Di Elias Khoury. Al-Quds al-Arabi (13/12/2016). Traduzione e sintesi di Federico Seibusi.

Bashar al-Assad danza sopra le macerie di ciò che resta di Aleppo dopo essere entrato vittorioso con l’esercito e le milizie dei suoi alleati fondamentalisti. I Paesi arabi e le potenze regionali hanno profanato la rivolta del popolo siriano e gioiscono, nonostante la sconfitta, poiché hanno avuto successo seppellendo l’idea di libertà e la dignità umana, che ha spinto migliaia di siriani a manifestare. Da parte sua, Putin ha protetto il piccolo dittatore siriano con i suoi mezzi di distruzione trasformando la Siria in un’altra Grozny. Per di più, la diplomazia statunitense ha impartito una lezione di inganno fatta di discorsi vani e osserva come abbia reso possibile la distruzione della Siria senza pagare il dazio che fu costretta a pagare con la distruzione dell’Iraq. D’altro canto, Israele guidato dal partito razzista del Likud ha la possibilità di espandersi osservando come il Levante si frammenti sotto i regimi imperanti. Anche i fondamentalisti sono felici di aver represso il popolo siriano nelle zone in cui si sono stabiliti dimostrandosi non meno brutali del regime. Essi hanno calpestato la rivoluzione siriana e il sogno democratico, ottenendo una nuova esperienza sanguinosa e permettendo loro di rivestire nuovi ruoli attraverso azioni dirette o indirette.

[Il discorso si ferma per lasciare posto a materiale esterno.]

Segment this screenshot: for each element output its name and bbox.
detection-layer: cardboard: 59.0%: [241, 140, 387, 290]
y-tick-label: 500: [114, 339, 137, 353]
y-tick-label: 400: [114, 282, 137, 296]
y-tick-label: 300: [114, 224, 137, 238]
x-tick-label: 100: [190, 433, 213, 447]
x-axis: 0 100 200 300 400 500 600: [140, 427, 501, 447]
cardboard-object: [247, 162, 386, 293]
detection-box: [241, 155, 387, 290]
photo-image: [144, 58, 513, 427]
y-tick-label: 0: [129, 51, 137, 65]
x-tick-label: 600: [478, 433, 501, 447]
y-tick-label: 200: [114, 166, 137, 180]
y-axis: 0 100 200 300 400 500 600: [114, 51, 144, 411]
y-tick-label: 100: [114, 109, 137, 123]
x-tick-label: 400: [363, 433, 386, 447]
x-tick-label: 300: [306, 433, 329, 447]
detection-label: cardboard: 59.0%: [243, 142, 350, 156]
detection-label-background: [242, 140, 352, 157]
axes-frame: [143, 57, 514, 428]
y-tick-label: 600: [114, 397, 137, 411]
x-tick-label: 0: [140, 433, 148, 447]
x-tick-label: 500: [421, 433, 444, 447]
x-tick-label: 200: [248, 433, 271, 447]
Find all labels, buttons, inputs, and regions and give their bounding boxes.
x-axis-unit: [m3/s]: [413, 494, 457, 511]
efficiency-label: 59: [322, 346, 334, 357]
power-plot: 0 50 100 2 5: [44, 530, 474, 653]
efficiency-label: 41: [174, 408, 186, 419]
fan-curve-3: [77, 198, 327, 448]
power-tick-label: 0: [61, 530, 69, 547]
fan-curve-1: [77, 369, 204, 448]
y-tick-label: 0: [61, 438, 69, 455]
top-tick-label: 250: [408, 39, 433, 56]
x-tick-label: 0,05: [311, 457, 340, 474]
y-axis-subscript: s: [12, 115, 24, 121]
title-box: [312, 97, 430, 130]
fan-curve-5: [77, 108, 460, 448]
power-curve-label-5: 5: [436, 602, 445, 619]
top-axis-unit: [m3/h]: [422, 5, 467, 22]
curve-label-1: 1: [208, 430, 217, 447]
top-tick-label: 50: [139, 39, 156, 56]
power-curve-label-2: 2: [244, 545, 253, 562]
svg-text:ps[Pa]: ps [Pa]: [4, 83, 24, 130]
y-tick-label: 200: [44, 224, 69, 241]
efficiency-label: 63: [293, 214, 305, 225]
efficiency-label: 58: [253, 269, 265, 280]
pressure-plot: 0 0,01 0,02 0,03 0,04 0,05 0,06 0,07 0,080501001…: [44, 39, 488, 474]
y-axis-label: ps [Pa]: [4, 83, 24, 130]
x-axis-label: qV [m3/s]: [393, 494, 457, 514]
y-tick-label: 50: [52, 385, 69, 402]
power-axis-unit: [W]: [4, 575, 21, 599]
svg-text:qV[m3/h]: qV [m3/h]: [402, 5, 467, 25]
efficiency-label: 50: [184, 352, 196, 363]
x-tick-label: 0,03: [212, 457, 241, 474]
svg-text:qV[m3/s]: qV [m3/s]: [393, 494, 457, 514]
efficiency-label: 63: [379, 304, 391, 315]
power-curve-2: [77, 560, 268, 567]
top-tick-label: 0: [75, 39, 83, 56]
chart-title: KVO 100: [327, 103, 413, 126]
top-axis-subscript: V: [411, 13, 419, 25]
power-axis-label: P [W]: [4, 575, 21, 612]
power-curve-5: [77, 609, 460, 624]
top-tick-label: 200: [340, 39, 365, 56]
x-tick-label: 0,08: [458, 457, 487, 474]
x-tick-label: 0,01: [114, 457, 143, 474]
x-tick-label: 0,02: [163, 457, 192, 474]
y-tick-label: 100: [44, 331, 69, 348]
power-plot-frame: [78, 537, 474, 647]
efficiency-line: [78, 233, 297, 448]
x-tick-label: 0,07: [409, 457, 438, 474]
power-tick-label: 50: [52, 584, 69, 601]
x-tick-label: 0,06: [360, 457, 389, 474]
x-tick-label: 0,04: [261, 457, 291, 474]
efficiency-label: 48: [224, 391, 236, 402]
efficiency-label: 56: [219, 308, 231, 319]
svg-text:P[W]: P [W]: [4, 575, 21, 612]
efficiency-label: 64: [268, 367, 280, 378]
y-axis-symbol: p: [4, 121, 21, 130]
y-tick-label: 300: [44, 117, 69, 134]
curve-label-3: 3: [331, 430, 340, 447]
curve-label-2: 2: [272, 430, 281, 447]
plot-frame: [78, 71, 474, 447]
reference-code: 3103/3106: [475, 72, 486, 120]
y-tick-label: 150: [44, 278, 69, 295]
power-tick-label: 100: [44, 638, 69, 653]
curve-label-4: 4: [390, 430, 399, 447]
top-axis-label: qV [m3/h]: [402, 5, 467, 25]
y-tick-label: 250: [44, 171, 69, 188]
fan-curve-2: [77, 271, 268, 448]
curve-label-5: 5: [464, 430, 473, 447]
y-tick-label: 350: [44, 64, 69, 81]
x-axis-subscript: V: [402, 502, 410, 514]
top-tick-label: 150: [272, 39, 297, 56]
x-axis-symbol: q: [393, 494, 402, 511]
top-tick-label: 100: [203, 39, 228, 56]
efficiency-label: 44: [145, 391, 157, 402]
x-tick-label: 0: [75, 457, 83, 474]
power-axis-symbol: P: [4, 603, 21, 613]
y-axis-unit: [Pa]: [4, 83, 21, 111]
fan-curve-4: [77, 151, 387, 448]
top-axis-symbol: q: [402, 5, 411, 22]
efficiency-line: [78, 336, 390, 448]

Tutti gli assassini e i criminali si sono riuniti per uccidere la Siria e umiliare il suo popolo. Essi gioiscono poiché, forse, la Siria rappresenta la caduta dei valori morali e umani, aprendo al mondo un’era di brutalità e razzismo.

Il popolo siriano ha acceso una nobile rivoluzione che ha rappresentato un modello di determinazione, resilienza e capacità di sacrificio di fronte al totalitarismo. Le manifestazioni siriane soppresse sono state un manifesto lampante di richiamo ai diritti e alla libertà, malgrado tutto.

D’altronde, ci si deve interrogare in merito alla costituzione stessa di una leadership che non è in grado di guidare poiché, sottoposta a ingerenze esterne, si è gettata nelle braccia dell’epoca del petrolio e della dispotismo arabo. Perciò, la rivoluzione è stata divorata dall’esterno con la ricchezza, le armi e il fondamentalismo oscurantista, mettendo il popolo siriano nella condizione di dover affrontare da solo dei ciechi strumenti di morte. Ci si deve rivolgere alla radice della cultura non perché essa è l’unica questione, ma affinché si ricostituisca un’élite intellettuale e culturale che possa farsi carico dell’eredità siriana, trasformandola in coesione sociale. In questo modo il massacro e il male patito potranno divenire storia, permettendo di scorgere un futuro di libertà. La verità è che le scene di devastazione sono state oscurate dalla coltre innalzata dalle esplosioni: non si devono dimenticare le scene dei bambini sotto le macerie, la sofferenza di milioni di rifugiati e il grido di città da cui è stata estirpata la vita.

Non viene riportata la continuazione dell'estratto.